If these two weren’t already fucking, they would be soon.
“Is anyone going to answer me?” Wrath snarled.
I rolled my eyes and let out a heavy exhale. “You are such a whiner. Seriously, give your balls a tug.”
“The fuck did you say to me?”
I stood, leveling him with a glare. “You heard me. You want answers? Fine. But you will not come in here and speak to my sisters and me with anything other than respect.”
He snarled, but didn’t goad me further. Smart man. He might be Wrath, but he had no idea what it was like to be on the receiving end of a horsewoman’s fury.
“In other words, sit down and shut up,” Minerva said before biting into her apple.
Wrath, wind taken out of his sails, sat.
“Good dog,” Odette murmured.
He gripped the arms of his chair, ready to launch himself at her, but Sloth laid a hand on the other man's shoulder. “Don’t fall into her trap so easily, mate. She’s a wily one. They all are.”
“It’s true, our progress has been thwarted by the loss of our captives and the support of the traitor, Lucifer.
But make no mistake, we haven’t been idle,” I offered, striding across the room and to the globe.
“Our armies are strong, stationed at every hellmouth, and growing. The humans are joining us with eager support now that they realize they’ve been abandoned by their god. ”
“That’s all information we already have,” Wrath said.
“Yes, but the rest of the plan has to change now that we’ve lost Lucifer. We won’t win the battle against heaven’s army without his support.”
“And whose fault is that?” Wrath demanded.
I raised a brow and continued without answering, “Unless we amplify our power to replace the loss of his. Something we were already attempting as a failsafe when we captured Sunday and Pan.”

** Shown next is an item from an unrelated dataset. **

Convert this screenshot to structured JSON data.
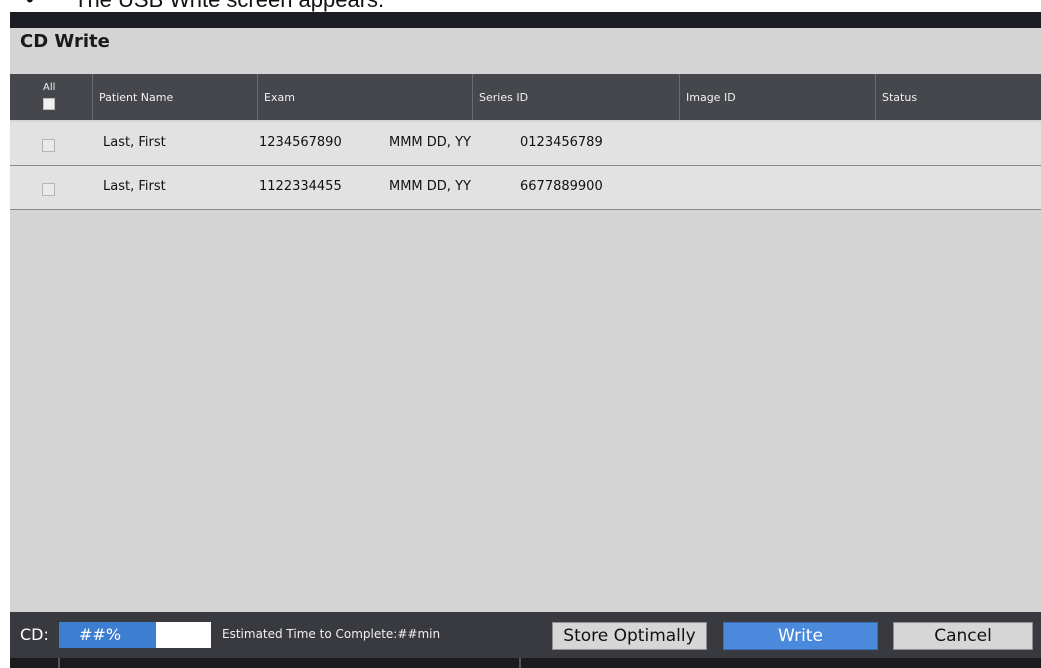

“Sounds like we’re back to square one,” Sloth said.
“Not exactly.”
“How do you figure?” he pressed.
“Well, before we had to rely on others to hunt down their locations and bring them to us.”
“And now?” Wrath all but growled, clearly annoyed with me.

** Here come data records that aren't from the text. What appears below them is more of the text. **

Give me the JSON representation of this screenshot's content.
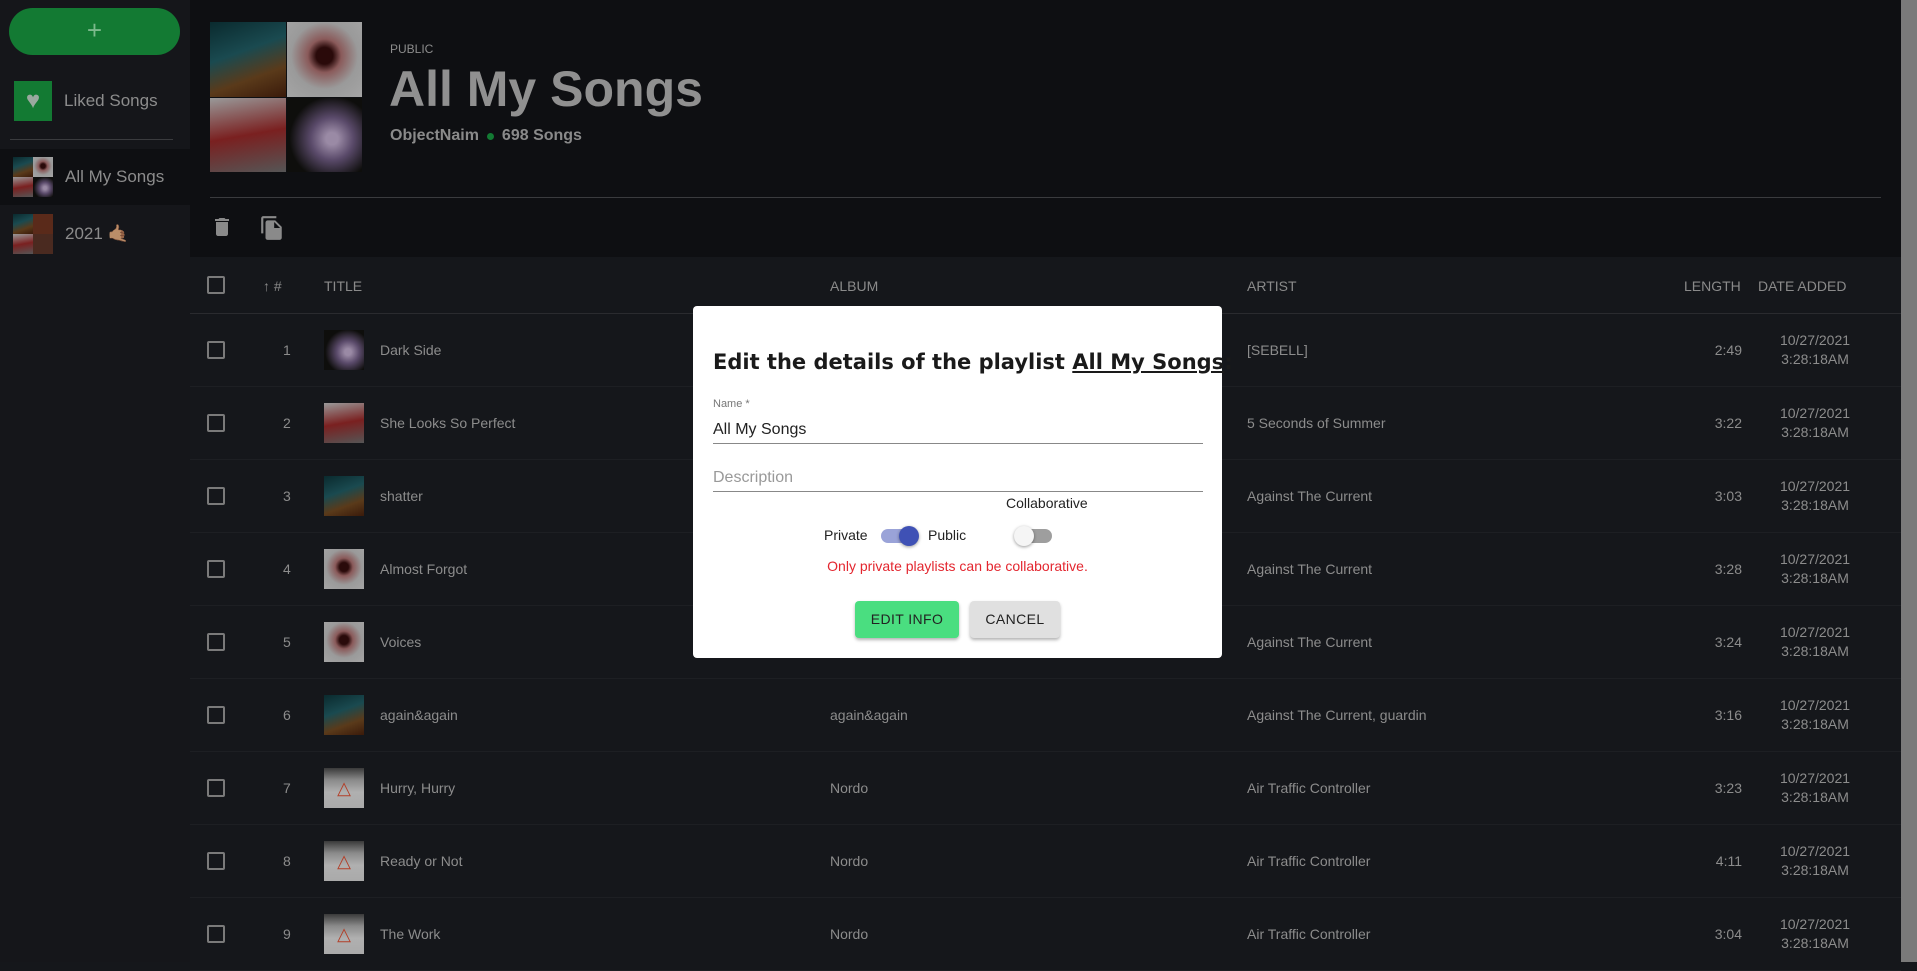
{
  "sidebar": {
    "add_label": "+",
    "liked_label": "Liked Songs",
    "playlists": [
      {
        "label": "All My Songs",
        "active": true
      },
      {
        "label": "2021 🤙🏽",
        "active": false
      }
    ]
  },
  "header": {
    "visibility": "PUBLIC",
    "title": "All My Songs",
    "owner": "ObjectNaim",
    "count": "698 Songs"
  },
  "toolbar": {
    "icons": [
      "trash-icon",
      "copy-icon"
    ]
  },
  "table": {
    "columns": {
      "number": "#",
      "title": "TITLE",
      "album": "ALBUM",
      "artist": "ARTIST",
      "length": "LENGTH",
      "date": "DATE ADDED"
    },
    "rows": [
      {
        "n": "1",
        "title": "Dark Side",
        "album": "",
        "artist": "[SEBELL]",
        "length": "2:49",
        "date": "10/27/2021",
        "time": "3:28:18AM",
        "art": "c4"
      },
      {
        "n": "2",
        "title": "She Looks So Perfect",
        "album": "",
        "artist": "5 Seconds of Summer",
        "length": "3:22",
        "date": "10/27/2021",
        "time": "3:28:18AM",
        "art": "c3b"
      },
      {
        "n": "3",
        "title": "shatter",
        "album": "",
        "artist": "Against The Current",
        "length": "3:03",
        "date": "10/27/2021",
        "time": "3:28:18AM",
        "art": "c1"
      },
      {
        "n": "4",
        "title": "Almost Forgot",
        "album": "",
        "artist": "Against The Current",
        "length": "3:28",
        "date": "10/27/2021",
        "time": "3:28:18AM",
        "art": "c2"
      },
      {
        "n": "5",
        "title": "Voices",
        "album": "",
        "artist": "Against The Current",
        "length": "3:24",
        "date": "10/27/2021",
        "time": "3:28:18AM",
        "art": "c2"
      },
      {
        "n": "6",
        "title": "again&again",
        "album": "again&again",
        "artist": "Against The Current, guardin",
        "length": "3:16",
        "date": "10/27/2021",
        "time": "3:28:18AM",
        "art": "c1"
      },
      {
        "n": "7",
        "title": "Hurry, Hurry",
        "album": "Nordo",
        "artist": "Air Traffic Controller",
        "length": "3:23",
        "date": "10/27/2021",
        "time": "3:28:18AM",
        "art": "atc"
      },
      {
        "n": "8",
        "title": "Ready or Not",
        "album": "Nordo",
        "artist": "Air Traffic Controller",
        "length": "4:11",
        "date": "10/27/2021",
        "time": "3:28:18AM",
        "art": "atc"
      },
      {
        "n": "9",
        "title": "The Work",
        "album": "Nordo",
        "artist": "Air Traffic Controller",
        "length": "3:04",
        "date": "10/27/2021",
        "time": "3:28:18AM",
        "art": "atc"
      }
    ]
  },
  "dialog": {
    "title_prefix": "Edit the details of the playlist ",
    "title_name": "All My Songs",
    "title_suffix": ":",
    "name_label": "Name *",
    "name_value": "All My Songs",
    "description_placeholder": "Description",
    "collaborative_label": "Collaborative",
    "private_label": "Private",
    "public_label": "Public",
    "public_on": true,
    "collaborative_on": false,
    "error": "Only private playlists can be collaborative.",
    "confirm": "EDIT INFO",
    "cancel": "CANCEL"
  },
  "colors": {
    "brand_green": "#137a33",
    "confirm_green": "#4ade80",
    "switch_blue": "#3f51b5",
    "error_red": "#e3262f"
  }
}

“And now we have a way to grab all of them at once, regardless of where they are hiding.”
“So what are you waiting for?”
War stalked over to my side. “Funny you should ask, actually.”
“How do you figure?”
“Because as of this morning, we have everything we need,” I answered for her, my smile causing Wrath to lift his brows in delight.
“Sounds like things are about to get interesting after all,” Sloth said with a smirk.
“Oh, darling, you have no idea,” Famine said, sliding her arm through his.
“Bring in the Siren coven,” I announced.
Pestilence looked around. “Who are you speaking to?”
“Oh, would you look at that, you just volunteered.”